Desde este origen mítico, el ser humano da nombre a lo que descubre y a aquello de lo que toma posesión.
Quizás por eso, por ser otro dislate expansionista, Hillary Clinton se reía a las espaldas del presidente Donald Trump, cuando aseguró que cambiaría Golfo de México por golfo de América, informó el medio digital The Conversation.
En el ámbito de la toponomástica, disciplina dedicada al estudio de los nombres de lugar, conocemos casos de cambios de nombres.
Algunos de ellos, extranjeros, han sido modificados en español para ser más fieles al nombre autóctono: pocos saben que los pelos turcos más famosos fueron, antes de los implantes, los de los conejos y los gatos de Angora, como se conocía en español la capital de Turquía, Ankara, hasta los años veinte.
Las retoponimizaciones, como se conocen estas modificaciones, no son extrañas. De hecho, son bastante frecuentes, especialmente motivadas por circunstancias históricas, como las que se reflejan en el callejero de los pueblos y ciudades.
A nadie se le escapa que estos nombres cambian según los avatares históricos.
Trump ha inaugurado su nuevo mandato con algunas veleidades. Una es retoponimizar el Golfo de México, que pasará a denominarse Golfo de América. El presidente desconoce algunos aspectos interesantes.
El primer dato ignorado es que la sinécdoque en toponimia lleva a la inexactitud y a la confusión: América es un continente; su país se denomina Estados Unidos de América. Por tanto, su America first. (América primero) resulta, en rigor, equívoco y desacertado (supongo que no incluye en su lema a los mexicanos o guatemaltecos).
El Diccionario de la lengua española recomienda estadunidense para el “natural de los Estados Unidos de América”, en lugar de americano, que es el habitante del continente, desde el Cabo de Hornos a Murchison.
Por ello, me atrevo a recomendarle, si persiste su afán chovinista, que sustituya el nombre del golfo por el de Golfo de Estados Unidos. Al menos sería más preciso.
La ignorancia trumpista desconoce la documentación histórica. Desde fechas muy tempranas esta zona recibe un nombre referente a Nueva España o a México.
En la Descripción de las Indias Occidentales, de Antonio de Herrera y Tordesillas (1601), aparece la denominación golfo de Nueva España, y golfo Mexicano en la Breve descripción del mundo, de Fernández de Medrano (1686). Incluso seno mexicano, en el Marañón y Amazonas, de Manuel Rodríguez (1684). El
Diccionario de la lengua española recoge “golfo” como sinónimo afín de “seno”.

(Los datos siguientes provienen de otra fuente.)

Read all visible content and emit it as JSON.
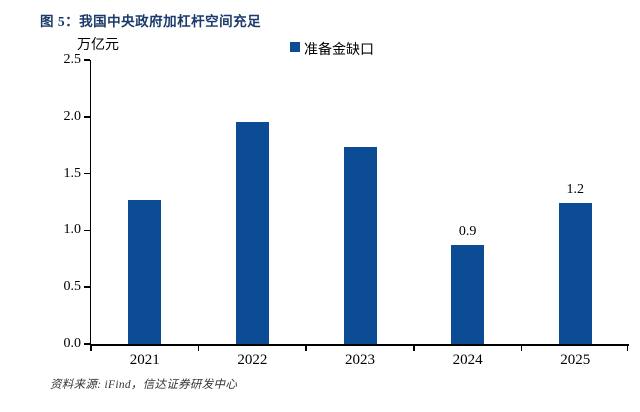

El documento más antiguo que alude a este nombre es la anónima Traducción de la Cosmografía de Pedro Apiano (1548 y 1575): “a quien unos llaman Golfo Mexicano, otros Florido, y otros de Cortés”. El señor presidente podría haber elegido Golfo Florido, que al menos tiene empaque histórico.
Trump ignora que esos topónimos, que afectan a la navegación, requieren el consenso necesario para evitar equívocos en las cartas náuticas, y necesitan la aquiescencia de instituciones internacionales como la Organización Hidrográfica Internacional y el Grupo de Expertos en Nombres Geográficos de Naciones Unidas. Aunque también esta retoponimización puede ser excusa para descolgarse de estos organismos.
Trump podrá cambiar el topónimo del mismo modo que se cambia la antroponimia: mi familia y mis amigos me llaman Fran, pero en el registro civil mis padres me inscribieron oficialmente como Francisco de Asís. En Estados Unidos, con Trump, podrá llamarse como quieran. Internacionalmente y por acuerdo será Golfo de México.